5 Малая история (фр.).
6 В книге Харви в таблице Хассана допущена ошибка. В оригинале «Difference – Differance», где difference – собственно, различие, а differance (La Differance) – различение, «слово или понятие» Жака Деррида, которое на деле, как утверждает сам Деррида, «не есть ни слово, ни понятие». О том, что Хассан использует словарь именно Деррида, свидетельствует слово в таблице – «след». – Примеч. науч. ред.
Источник: [Hassan, 1985, р. 123–124][36].

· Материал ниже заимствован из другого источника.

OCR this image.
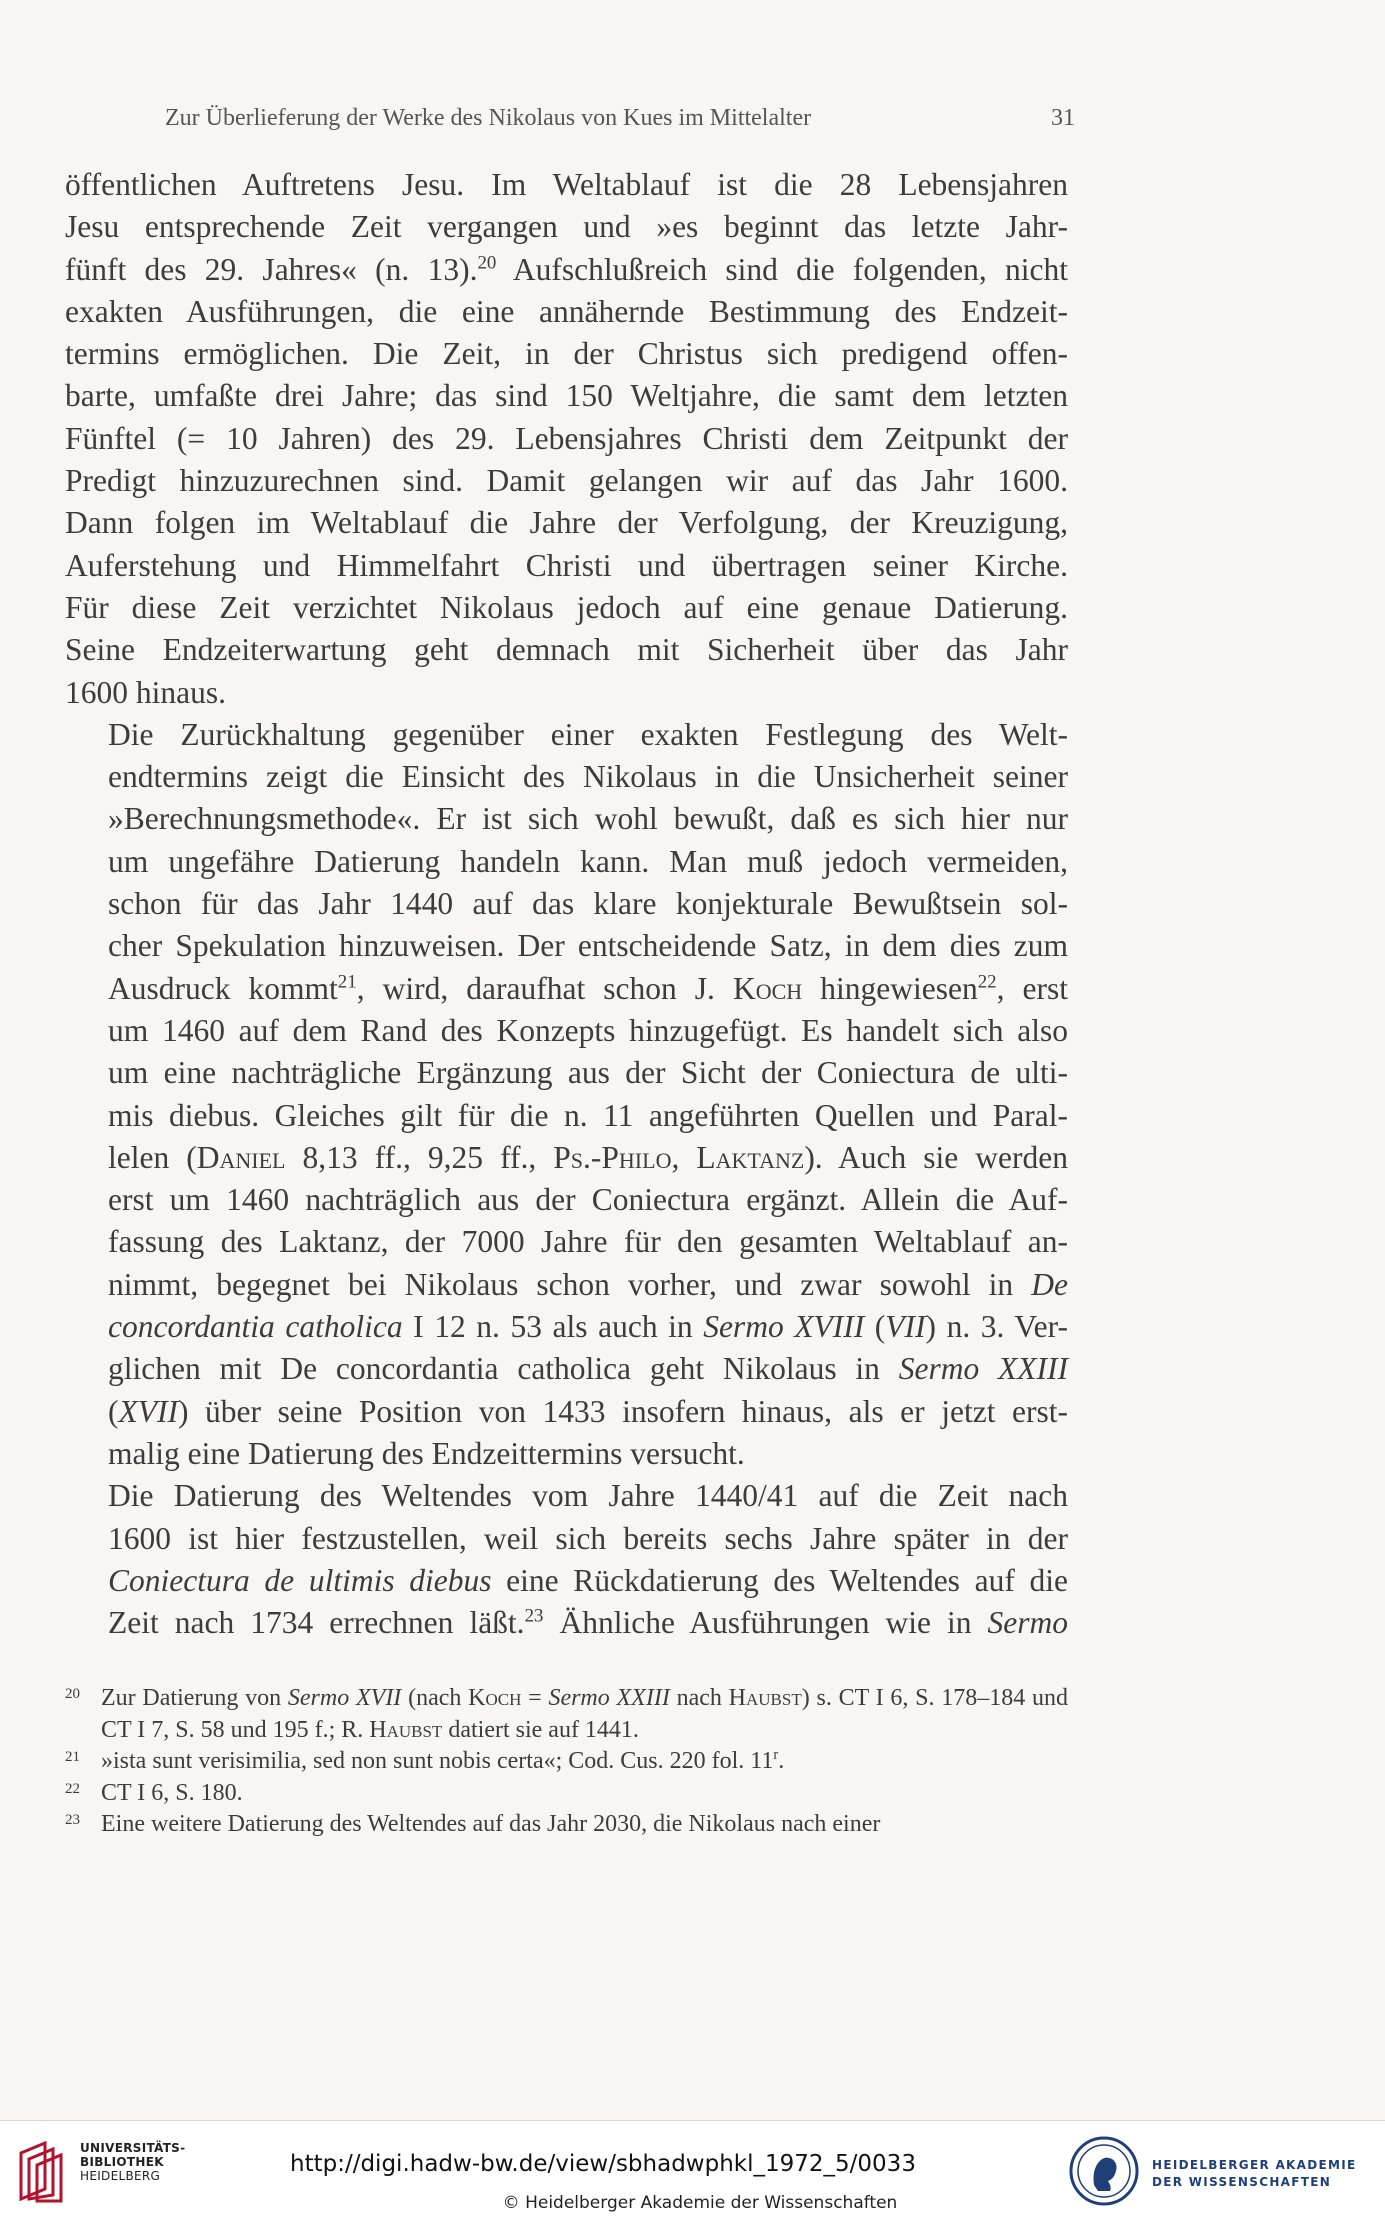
Zur Überlieferung der Werke des Nikolaus von Kues im Mittelalter	31

öffentlichen Auftretens Jesu. Im Weltablauf ist die 28 Lebensjahren
Jesu entsprechende Zeit vergangen und »es beginnt das letzte Jahr-
fünft des 29. Jahres« (n. 13).$^{20}$ Aufschlußreich sind die folgenden, nicht
exakten Ausführungen, die eine annähernde Bestimmung des Endzeit-
termins ermöglichen. Die Zeit, in der Christus sich predigend offen-
barte, umfaßte drei Jahre; das sind 150 Weltjahre, die samt dem letzten
Fünftel (= 10 Jahren) des 29. Lebensjahres Christi dem Zeitpunkt der
Predigt hinzuzurechnen sind. Damit gelangen wir auf das Jahr 1600.
Dann folgen im Weltablauf die Jahre der Verfolgung, der Kreuzigung,
Auferstehung und Himmelfahrt Christi und übertragen seiner Kirche.
Für diese Zeit verzichtet Nikolaus jedoch auf eine genaue Datierung.
Seine Endzeiterwartung geht demnach mit Sicherheit über das Jahr
1600 hinaus.

Die Zurückhaltung gegenüber einer exakten Festlegung des Welt-
endtermins zeigt die Einsicht des Nikolaus in die Unsicherheit seiner
»Berechnungsmethode«. Er ist sich wohl bewußt, daß es sich hier nur
um ungefähre Datierung handeln kann. Man muß jedoch vermeiden,
schon für das Jahr 1440 auf das klare konjekturale Bewußtsein sol-
cher Spekulation hinzuweisen. Der entscheidende Satz, in dem dies zum
Ausdruck kommt$^{21}$, wird, daraufhat schon J. Koch hingewiesen$^{22}$, erst
um 1460 auf dem Rand des Konzepts hinzugefügt. Es handelt sich also
um eine nachträgliche Ergänzung aus der Sicht der Coniectura de ulti-
mis diebus. Gleiches gilt für die n. 11 angeführten Quellen und Paral-
lelen (Daniel 8,13 ff., 9,25 ff., Ps.-Philo, Laktanz). Auch sie werden
erst um 1460 nachträglich aus der Coniectura ergänzt. Allein die Auf-
fassung des Laktanz, der 7000 Jahre für den gesamten Weltablauf an-
nimmt, begegnet bei Nikolaus schon vorher, und zwar sowohl in De
concordantia catholica I 12 n. 53 als auch in Sermo XVIII (VII) n. 3. Ver-
glichen mit De concordantia catholica geht Nikolaus in Sermo XXIII
(XVII) über seine Position von 1433 insofern hinaus, als er jetzt erst-
malig eine Datierung des Endzeittermins versucht.

Die Datierung des Weltendes vom Jahre 1440/41 auf die Zeit nach
1600 ist hier festzustellen, weil sich bereits sechs Jahre später in der
Coniectura de ultimis diebus eine Rückdatierung des Weltendes auf die
Zeit nach 1734 errechnen läßt.$^{23}$ Ähnliche Ausführungen wie in Sermo

20 Zur Datierung von Sermo XVII (nach Koch = Sermo XXIII nach Haubst) s. CT I 6, S. 178–184 und CT I 7, S. 58 und 195 f.; R. Haubst datiert sie auf 1441.
21 »ista sunt verisimilia, sed non sunt nobis certa«; Cod. Cus. 220 fol. 11$^r$.
22 CT I 6, S. 180.
23 Eine weitere Datierung des Weltendes auf das Jahr 2030, die Nikolaus nach einer
UNIVERSITÄTS-
BIBLIOTHEK
HEIDELBERG	http://digi.hadw-bw.de/view/sbhadwphkl_1972_5/0033
© Heidelberger Akademie der Wissenschaften
HEIDELBERGER AKADEMIE
DER WISSENSCHAFTEN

Начну с того, что представляется самым поразительным фактом относительно постмодернизма – полного принятия им эфемерности, фрагментации, прерывистости и хаотичности, которые формировали одну из двух половин бодлеровской концепции модерна. Однако постмодернизм отвечает на это очень специфическим образом. Он не пытается выйти за пределы эфемерности, противостоять ей или хотя бы отыскать «вечные и неизменные элементы», которые могли бы в ней присутствовать. Постмодернизм плавает, даже плещется в фрагментарных и хаотичных течениях изменения так, как будто кроме них ничего не существует. Фуко, например, призывает развивать «мысль, действие и желания посредством пролиферации, взаимоналожения и разъединения» и отдавать предпочтение «позитивному и множественному», предпочитать «различие – однообразному, поток – единствам, подвижные сборки – системам. Не забывайте: продуктивное – это не оседлое, а кочевое» [Deleuze, Guattari, 1984, р. xiii; Фуко, 2007, с. 9–10]. Поэтому в той степени, в какой постмодернизм пытается легитимировать себя при помощи отсылки к прошлому, он, как правило, восходит к тому направлению мысли (особенно у Ницше), которое подчеркивает глубокий хаос современной жизни и ее непостижимость для рационального мышления. Однако это не подразумевает, что постмодернизм является попросту некой версией модернизма; настоящие революции в области чувствительности могут происходить, когда скрытые и подчиненные идеи одного периода становятся явными и господствующими в другом. Тем не менее длительность состояния фрагментации, эфемерности, прерывистости и хаотического изменения является важным моментом и в модернистском, и в постмодернистском мышлении. Ниже я остановлюсь на этом подробнее.